The union claims that the point-of-hire classification employed by the School is discriminatory to Filipinos and that the grant of higher salaries to foreign-hires constitutes racial discrimination.

Is there discrimination if the local hire receives salaries less than their counterparts hired abroad?

The Supreme Court resolved this issue in the affirmative. Discrimination, particularly in terms of wages, is frowned upon by the Labor Code. Article 135, for example, prohibits and penalizes the payment of lesser compensation to a female employee as against a male employee for work of equal value. Article 248 declares it an unfair labor practice for an employer to discriminate in regard to wages in order to encourage or discourage membership in any labor organization.

The foregoing provisions impregnably institutionalize in this jurisdiction the long honored legal truism of "equal pay for equal work." Persons who work with substantially equal qualifications, skill, effort and responsibility, under similar conditions, should be paid similar salaries. This rule applies to the School, its "international character" notwithstanding.

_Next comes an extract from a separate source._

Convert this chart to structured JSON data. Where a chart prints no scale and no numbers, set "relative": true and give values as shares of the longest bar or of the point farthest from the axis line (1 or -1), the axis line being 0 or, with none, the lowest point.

The School contends that the Union has not adduced evidence that local-hires perform work equal to that of foreign-hires. The Court found this argument a little cavalier. If an employer accords employees the same position and rank, the presumption is that these employees perform equal work. This presumption is borne by logic and human experience. If the employer pays one employee less than the rest, it is not for that employee to explain why he receives less or why the others receive more. That would be adding insult to injury. The employer has discriminated against that employee; it is for the employer to explain why the employee is treated unfairly.

The employer in this case has failed to discharge this burden. There is no evidence here that foreign-hires perform 25 percent more efficiently or effectively than the local-hires. Both groups have similar functions and responsibilities, which they perform under similar working conditions.

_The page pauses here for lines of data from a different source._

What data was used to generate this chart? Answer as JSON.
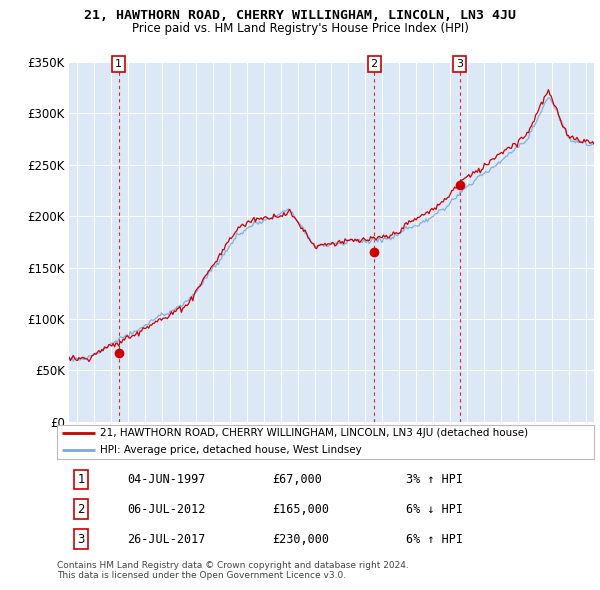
{
  "title": "21, HAWTHORN ROAD, CHERRY WILLINGHAM, LINCOLN, LN3 4JU",
  "subtitle": "Price paid vs. HM Land Registry's House Price Index (HPI)",
  "ylim": [
    0,
    350000
  ],
  "yticks": [
    0,
    50000,
    100000,
    150000,
    200000,
    250000,
    300000,
    350000
  ],
  "ytick_labels": [
    "£0",
    "£50K",
    "£100K",
    "£150K",
    "£200K",
    "£250K",
    "£300K",
    "£350K"
  ],
  "background_color": "#dce8f5",
  "hpi_line_color": "#7aaadd",
  "price_line_color": "#cc0000",
  "sale_dot_color": "#cc0000",
  "vline_color": "#cc0000",
  "sale_points": [
    {
      "date": 1997.43,
      "price": 67000,
      "label": "1"
    },
    {
      "date": 2012.52,
      "price": 165000,
      "label": "2"
    },
    {
      "date": 2017.57,
      "price": 230000,
      "label": "3"
    }
  ],
  "legend_entries": [
    "21, HAWTHORN ROAD, CHERRY WILLINGHAM, LINCOLN, LN3 4JU (detached house)",
    "HPI: Average price, detached house, West Lindsey"
  ],
  "table_rows": [
    [
      "1",
      "04-JUN-1997",
      "£67,000",
      "3% ↑ HPI"
    ],
    [
      "2",
      "06-JUL-2012",
      "£165,000",
      "6% ↓ HPI"
    ],
    [
      "3",
      "26-JUL-2017",
      "£230,000",
      "6% ↑ HPI"
    ]
  ],
  "footnote": "Contains HM Land Registry data © Crown copyright and database right 2024.\nThis data is licensed under the Open Government Licence v3.0.",
  "xlim_start": 1994.5,
  "xlim_end": 2025.5
}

While we recognize the need of the School to attract foreign-hires, salaries should not be used as an enticement to the prejudice of local-hires. The local-hires perform the same services as foreign-hires and they ought to be paid the same salaries as the latter. For the same reason, the "dislocation factor" and the foreign-hires' limited tenure also cannot serve as valid bases for the distinction in salary rates. The dislocation factor and limited tenure affecting foreign-hires are adequately compensated by certain benefits accorded them which are not enjoyed by local-hires, such as housing, transportation, shipping costs, taxes and home leave travel allowances.

The Constitution enjoins the State to "protect the rights of workers and promote their welfare," "to afford labor full protection." The State, therefore, has the right and duty to regulate the relations between labor and capital. These relations are not merely contractual but are so impressed with public interest that labor contracts, collective bargaining agreements included, must yield to the common good. Should such contracts contain stipulations that are contrary to public policy, courts will not hesitate to strike down these stipulations.

In this case, the Supreme Court found the point-of-hire classification employed by the School to justify the distinction in the salary rates of foreign-hires and local hires to be an invalid classification. There is no reasonable distinction between the services rendered by foreign-hires and local-hires. The practice of the School of according higher salaries to foreign-hires contravenes public policy and, certainly, does not deserve the sympathy of this Court.

(International School of Alliance of Educators vs. Quisumbing, 333 SCRA 13 [2000].)